Beyond research and standards, these approaches are increasingly being tested and implemented through EU-funded initiatives:

Horizon Europe projects such as TwinAIR, KHealthInAir, together with initiatives like Inchildhealth, are contributing to a stronger evidence base on the links between indoor environmental quality, exposure and health, particularly in vulnerable environments such as schools and residential buildings. These projects move beyond traditional compliance approaches by focusing on real conditions of use, occupant exposure and health-related outcomes, thereby directly informing the evolving policy context under the EPBD.

Complementing these approaches, the LIFE Clean Energy Transition project BREEZE is working to embed comfort, health and user-centred performance into building renovation practices, addressing both technical and behavioural dimensions. Earlier initiatives such as MOBISTYLE have already demonstrated the potential of behavioural interventions and user feedback to influence both energy consumption and indoor environmental conditions, while the Marie Skłodowska-Curie Actions such as MuSIC and DyLiOpt contribute advanced research on multi-sensory comfort, adaptive environments and the interaction between lighting, health and performance. 

Together, these projects illustrate a clear shift from fragmented, technology-driven solutions towards integrated approaches that combine data, behaviour, health and building operation. They also highlight the importance of connecting EU-level innovation with national and local implementation contexts. In this respect, frameworks such as Level(s) and tools like the CRREM play a key role in translating these insights into assessment methodologies and investment strategies, supporting a more holistic evaluation of building performance that includes carbon, comfort and user wellbeing.

 

Conclusion: towards co-creation and human-centred building performance

Building performance is increasingly understood as the ability of buildings to deliver healthy, comfortable and resilient indoor environments under real conditions of use. This requires moving beyond compliance-based approaches towards performance in operation, where indoor environmental quality, energy use and occupant interaction are treated as interdependent dimensions. It also calls for stronger integration of passive design, adaptive strategies and user engagement, supported by more effective use of data to monitor and manage buildings over time.
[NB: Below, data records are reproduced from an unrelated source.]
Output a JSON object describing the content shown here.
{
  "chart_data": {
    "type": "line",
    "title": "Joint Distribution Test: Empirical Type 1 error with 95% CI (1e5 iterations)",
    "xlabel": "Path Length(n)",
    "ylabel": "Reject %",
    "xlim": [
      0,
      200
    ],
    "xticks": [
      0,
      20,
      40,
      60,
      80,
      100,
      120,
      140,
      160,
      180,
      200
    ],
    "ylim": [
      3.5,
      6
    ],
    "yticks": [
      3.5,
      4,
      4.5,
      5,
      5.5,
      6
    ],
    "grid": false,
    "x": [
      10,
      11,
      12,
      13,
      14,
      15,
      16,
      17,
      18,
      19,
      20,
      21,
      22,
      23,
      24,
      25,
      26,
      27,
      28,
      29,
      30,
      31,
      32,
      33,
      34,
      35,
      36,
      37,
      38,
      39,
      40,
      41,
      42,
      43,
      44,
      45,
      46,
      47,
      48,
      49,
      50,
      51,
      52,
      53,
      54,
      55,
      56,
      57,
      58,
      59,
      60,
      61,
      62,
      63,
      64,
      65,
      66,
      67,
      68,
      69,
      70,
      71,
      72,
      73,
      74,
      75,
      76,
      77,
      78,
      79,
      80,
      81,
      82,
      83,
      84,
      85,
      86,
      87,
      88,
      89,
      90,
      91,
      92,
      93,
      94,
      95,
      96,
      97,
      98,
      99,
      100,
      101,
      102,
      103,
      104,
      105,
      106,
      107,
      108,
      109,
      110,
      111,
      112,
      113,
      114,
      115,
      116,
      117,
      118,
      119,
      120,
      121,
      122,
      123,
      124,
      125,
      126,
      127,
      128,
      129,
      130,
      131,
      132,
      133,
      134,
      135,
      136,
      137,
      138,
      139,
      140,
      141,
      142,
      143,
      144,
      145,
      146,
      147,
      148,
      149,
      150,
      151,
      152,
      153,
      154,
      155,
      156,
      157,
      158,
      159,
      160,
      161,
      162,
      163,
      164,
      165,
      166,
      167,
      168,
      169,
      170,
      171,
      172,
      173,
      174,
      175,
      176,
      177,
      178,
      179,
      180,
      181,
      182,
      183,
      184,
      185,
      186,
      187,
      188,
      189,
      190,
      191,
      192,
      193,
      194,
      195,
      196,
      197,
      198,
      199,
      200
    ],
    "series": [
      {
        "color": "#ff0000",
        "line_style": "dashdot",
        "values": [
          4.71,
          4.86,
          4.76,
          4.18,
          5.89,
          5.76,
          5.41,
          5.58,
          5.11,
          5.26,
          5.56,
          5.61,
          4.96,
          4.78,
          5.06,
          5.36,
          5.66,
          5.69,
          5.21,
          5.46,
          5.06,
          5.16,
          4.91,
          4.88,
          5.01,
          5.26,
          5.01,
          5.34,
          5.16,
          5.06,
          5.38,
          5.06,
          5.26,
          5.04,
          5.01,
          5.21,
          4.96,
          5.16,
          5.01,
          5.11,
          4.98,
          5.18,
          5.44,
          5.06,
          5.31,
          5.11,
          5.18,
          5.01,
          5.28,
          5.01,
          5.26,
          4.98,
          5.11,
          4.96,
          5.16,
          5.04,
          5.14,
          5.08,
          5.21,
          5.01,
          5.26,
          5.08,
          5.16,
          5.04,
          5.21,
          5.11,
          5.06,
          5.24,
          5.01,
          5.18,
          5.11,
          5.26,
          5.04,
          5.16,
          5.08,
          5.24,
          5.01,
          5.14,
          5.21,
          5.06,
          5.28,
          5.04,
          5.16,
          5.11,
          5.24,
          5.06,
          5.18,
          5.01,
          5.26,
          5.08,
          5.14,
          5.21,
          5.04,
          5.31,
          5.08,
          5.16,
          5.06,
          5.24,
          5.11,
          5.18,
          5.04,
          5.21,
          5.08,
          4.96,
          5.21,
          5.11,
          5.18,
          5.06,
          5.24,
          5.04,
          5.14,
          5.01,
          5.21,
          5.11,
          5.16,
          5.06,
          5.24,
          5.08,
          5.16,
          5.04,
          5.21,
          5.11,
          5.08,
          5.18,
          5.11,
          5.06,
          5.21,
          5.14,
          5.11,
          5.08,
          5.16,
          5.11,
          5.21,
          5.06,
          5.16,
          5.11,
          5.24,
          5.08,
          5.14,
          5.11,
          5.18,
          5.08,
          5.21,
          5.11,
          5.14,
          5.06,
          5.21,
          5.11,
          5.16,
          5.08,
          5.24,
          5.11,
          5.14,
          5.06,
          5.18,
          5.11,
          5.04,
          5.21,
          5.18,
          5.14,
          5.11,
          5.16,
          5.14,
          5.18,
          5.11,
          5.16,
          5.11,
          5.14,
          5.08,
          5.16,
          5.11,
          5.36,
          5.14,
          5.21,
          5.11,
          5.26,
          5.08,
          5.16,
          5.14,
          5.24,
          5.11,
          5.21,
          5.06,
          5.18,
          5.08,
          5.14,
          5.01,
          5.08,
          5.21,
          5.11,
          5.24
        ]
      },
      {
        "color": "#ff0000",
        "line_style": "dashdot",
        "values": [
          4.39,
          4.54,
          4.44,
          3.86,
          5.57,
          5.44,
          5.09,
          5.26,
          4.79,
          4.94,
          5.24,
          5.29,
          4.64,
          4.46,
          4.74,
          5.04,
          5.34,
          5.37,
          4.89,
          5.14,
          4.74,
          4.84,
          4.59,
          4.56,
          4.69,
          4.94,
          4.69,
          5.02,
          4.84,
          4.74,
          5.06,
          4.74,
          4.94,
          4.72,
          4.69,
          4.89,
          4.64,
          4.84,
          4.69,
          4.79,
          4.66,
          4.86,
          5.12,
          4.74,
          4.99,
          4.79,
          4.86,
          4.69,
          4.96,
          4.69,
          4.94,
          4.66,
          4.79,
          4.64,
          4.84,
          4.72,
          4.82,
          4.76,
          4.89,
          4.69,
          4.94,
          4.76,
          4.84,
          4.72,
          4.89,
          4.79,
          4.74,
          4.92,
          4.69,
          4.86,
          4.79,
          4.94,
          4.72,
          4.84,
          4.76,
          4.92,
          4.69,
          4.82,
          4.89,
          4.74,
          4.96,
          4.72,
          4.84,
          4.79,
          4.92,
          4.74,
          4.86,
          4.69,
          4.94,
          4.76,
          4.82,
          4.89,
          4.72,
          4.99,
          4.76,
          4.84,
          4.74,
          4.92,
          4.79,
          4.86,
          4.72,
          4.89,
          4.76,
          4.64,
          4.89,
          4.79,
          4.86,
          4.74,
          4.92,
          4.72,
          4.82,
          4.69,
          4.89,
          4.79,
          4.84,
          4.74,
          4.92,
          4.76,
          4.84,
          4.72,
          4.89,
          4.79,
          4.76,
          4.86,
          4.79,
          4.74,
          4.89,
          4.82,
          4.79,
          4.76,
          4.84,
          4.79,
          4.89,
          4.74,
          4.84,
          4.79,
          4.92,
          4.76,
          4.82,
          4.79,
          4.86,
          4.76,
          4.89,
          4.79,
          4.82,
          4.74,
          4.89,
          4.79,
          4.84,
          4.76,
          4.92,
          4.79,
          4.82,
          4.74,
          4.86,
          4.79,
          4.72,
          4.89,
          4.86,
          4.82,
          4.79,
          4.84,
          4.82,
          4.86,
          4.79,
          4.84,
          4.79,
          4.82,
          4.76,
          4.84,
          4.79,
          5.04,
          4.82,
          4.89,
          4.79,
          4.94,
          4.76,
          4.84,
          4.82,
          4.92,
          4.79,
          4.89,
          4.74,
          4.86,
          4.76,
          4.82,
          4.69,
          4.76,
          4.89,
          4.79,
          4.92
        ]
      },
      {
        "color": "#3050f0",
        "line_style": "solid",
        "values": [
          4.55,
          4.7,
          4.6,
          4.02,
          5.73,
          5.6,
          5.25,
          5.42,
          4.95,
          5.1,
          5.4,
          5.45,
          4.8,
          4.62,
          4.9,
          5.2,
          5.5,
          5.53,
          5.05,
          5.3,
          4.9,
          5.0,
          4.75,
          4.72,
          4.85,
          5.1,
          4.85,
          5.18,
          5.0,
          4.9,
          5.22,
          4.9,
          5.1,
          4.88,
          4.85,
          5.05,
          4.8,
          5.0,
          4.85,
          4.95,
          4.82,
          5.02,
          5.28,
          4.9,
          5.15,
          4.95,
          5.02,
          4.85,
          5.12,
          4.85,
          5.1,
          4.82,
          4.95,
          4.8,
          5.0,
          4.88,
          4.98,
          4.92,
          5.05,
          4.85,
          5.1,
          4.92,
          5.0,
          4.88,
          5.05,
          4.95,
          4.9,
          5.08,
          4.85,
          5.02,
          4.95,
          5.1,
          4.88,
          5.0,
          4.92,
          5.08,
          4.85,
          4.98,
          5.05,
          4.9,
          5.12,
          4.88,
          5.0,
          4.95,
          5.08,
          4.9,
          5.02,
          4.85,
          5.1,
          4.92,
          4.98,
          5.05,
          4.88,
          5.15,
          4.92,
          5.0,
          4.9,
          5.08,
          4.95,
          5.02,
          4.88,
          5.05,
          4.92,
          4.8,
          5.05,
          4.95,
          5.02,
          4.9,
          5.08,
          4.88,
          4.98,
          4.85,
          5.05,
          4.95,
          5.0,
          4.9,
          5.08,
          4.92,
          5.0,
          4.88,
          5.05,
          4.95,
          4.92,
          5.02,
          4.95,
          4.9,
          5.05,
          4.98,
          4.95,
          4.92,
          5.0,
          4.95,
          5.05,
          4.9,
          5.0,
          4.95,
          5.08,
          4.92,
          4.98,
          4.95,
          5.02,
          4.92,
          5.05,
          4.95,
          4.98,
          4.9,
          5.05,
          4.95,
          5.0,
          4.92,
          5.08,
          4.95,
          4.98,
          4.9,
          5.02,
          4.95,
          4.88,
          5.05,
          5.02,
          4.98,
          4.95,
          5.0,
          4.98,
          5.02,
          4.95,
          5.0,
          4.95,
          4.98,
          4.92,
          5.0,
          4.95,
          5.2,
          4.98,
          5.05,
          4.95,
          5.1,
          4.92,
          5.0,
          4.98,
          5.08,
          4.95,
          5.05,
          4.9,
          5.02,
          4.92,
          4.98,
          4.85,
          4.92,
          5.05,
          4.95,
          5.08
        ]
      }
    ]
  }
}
Rather than replacing smart technologies, this shift places them within a broader framework where their role is to support rather than define, building performance. Achieving this transition will depend on closer alignment between EU policy, national implementation, standards and practice, as well as on better recognising the value of health and wellbeing in decision-making. Ultimately, the success of Europe’s building transformation will be measured not only by energy and carbon indicators, but by how effectively buildings respond to the needs, diversity and everyday experiences of their occupants.

At its core, this transformation raises a fundamental question for building professionals: how can we design, operate and regulate buildings that not only perform efficiently on paper but truly work for people in everyday life? As shown in this Topic of the Month, this question requires continued collaboration across disciplines, stronger engagement with users and a willingness to rethink long-standing assumptions about comfort, performance and value.

BUILD UP invites its community to contribute to this transition by sharing knowledge, practices and insights that help turn human-centred performance from ambition into reality.